Als kleiner Einwurf.

Du kannst auch das Komma entfernen und speicherst nur die Centbeträge. Dadurch kannst du wieder mit Ganzzahlen arbeiten, was natürlich besser vom handling ist.


----------



## jodevelopment (26. Mai 2009)

Danke für Eure Vorschläge!

Thomas: Durch .parse wird der String jedoch erstmal in ein Numer (Double) Format umgewandelt. Gibt es dadurch nicht (wenn auch nur geringfügige) Verluste? Aber wahrscheinlich kommt man da nicht drum herum....


Anime-Otaku: was meinst Du mit "Ganzzahlen weiterarbeiten"? Also, wie früher mit 100 multiplizieren und dann mit Long/Int arbeiten? Das funktioniert nur wenn Du ein bestimmtes Format vorschreibst. Das kann aber bei einer Web-Seite ganz 'strange' aussehen... 

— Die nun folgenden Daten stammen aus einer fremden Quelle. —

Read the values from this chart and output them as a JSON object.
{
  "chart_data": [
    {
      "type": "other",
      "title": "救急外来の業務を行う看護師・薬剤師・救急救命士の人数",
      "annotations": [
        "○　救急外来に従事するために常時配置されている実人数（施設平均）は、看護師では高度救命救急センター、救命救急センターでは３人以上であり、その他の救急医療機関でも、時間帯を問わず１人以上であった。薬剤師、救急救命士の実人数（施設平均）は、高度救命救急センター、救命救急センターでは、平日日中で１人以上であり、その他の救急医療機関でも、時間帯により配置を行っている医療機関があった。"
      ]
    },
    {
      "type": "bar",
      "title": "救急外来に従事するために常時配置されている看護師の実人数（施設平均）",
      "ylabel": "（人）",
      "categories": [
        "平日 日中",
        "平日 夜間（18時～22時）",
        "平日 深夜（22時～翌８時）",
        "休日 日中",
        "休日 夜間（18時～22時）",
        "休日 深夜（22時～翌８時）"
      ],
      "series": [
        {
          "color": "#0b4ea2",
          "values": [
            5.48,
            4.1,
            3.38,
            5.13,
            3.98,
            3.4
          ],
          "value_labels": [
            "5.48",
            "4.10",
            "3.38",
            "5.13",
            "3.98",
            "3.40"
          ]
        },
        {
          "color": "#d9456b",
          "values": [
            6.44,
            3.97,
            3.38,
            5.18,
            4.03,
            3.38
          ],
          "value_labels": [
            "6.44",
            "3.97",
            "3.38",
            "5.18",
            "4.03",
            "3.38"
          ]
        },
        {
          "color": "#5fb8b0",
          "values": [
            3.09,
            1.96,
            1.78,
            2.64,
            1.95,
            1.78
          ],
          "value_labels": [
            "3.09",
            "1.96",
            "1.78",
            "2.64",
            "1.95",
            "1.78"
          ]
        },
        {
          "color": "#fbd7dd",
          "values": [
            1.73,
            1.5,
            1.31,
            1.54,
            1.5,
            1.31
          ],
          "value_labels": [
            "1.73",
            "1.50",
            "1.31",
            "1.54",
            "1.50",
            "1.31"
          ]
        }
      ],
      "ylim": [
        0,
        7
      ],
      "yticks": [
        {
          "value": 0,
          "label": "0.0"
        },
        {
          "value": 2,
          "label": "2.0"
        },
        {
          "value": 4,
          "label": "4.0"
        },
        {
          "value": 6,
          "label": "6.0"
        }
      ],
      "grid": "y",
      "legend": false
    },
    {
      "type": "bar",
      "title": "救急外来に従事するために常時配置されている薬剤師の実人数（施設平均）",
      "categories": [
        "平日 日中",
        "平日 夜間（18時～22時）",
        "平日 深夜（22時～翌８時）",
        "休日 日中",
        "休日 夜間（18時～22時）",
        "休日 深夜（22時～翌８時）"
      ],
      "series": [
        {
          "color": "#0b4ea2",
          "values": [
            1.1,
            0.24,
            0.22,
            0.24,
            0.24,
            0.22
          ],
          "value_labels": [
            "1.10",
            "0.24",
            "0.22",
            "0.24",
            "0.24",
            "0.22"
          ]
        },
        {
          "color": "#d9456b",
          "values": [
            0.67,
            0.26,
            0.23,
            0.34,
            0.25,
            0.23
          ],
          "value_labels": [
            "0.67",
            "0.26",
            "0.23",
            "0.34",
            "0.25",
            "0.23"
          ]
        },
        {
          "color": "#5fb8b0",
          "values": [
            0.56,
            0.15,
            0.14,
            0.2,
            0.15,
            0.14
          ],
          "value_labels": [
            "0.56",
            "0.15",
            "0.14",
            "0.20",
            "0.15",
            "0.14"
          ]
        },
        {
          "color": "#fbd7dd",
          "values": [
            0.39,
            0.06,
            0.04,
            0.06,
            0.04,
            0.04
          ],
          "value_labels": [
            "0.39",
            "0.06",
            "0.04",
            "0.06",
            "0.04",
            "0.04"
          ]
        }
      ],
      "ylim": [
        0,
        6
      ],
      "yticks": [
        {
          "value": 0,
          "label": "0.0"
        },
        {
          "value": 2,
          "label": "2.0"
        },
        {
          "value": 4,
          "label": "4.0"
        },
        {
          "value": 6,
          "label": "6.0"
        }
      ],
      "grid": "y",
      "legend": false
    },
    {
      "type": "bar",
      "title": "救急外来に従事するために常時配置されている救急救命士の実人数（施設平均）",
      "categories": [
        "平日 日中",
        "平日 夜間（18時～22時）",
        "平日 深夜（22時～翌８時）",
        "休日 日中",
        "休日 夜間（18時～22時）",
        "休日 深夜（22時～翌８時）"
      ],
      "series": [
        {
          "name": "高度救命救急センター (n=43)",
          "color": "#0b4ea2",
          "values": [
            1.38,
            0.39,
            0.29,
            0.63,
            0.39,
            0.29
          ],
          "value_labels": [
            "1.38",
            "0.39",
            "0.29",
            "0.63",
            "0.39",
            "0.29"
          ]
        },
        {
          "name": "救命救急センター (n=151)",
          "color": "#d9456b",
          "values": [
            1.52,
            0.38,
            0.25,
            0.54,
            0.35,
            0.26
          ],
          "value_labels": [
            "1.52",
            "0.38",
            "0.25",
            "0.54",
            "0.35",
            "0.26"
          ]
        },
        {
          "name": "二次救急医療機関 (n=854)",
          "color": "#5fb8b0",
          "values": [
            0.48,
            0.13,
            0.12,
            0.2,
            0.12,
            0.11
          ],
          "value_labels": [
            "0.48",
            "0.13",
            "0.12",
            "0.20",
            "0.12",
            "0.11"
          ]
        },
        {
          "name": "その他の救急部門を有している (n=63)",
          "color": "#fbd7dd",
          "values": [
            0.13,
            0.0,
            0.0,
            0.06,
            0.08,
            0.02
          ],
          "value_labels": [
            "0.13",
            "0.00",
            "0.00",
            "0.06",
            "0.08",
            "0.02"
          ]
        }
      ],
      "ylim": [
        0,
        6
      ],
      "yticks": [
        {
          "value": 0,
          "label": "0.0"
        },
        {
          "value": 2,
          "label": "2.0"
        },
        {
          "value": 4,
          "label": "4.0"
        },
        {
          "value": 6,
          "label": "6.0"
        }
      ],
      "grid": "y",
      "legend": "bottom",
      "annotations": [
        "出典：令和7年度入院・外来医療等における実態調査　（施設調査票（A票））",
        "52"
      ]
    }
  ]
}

Vielleicht noch weitere Ideen?

Gruß
jo


----------



## Anime-Otaku (26. Mai 2009)

Ich meinte das du einfach das Komma aus dem String entfernst und den Zahlenstring dann einfach als int/long parsed.

Das wird heute immer noch gerne gemacht. Da binär es einfacher ist ganzzahlen darzustellen und mit diesen zu berechnen.


----------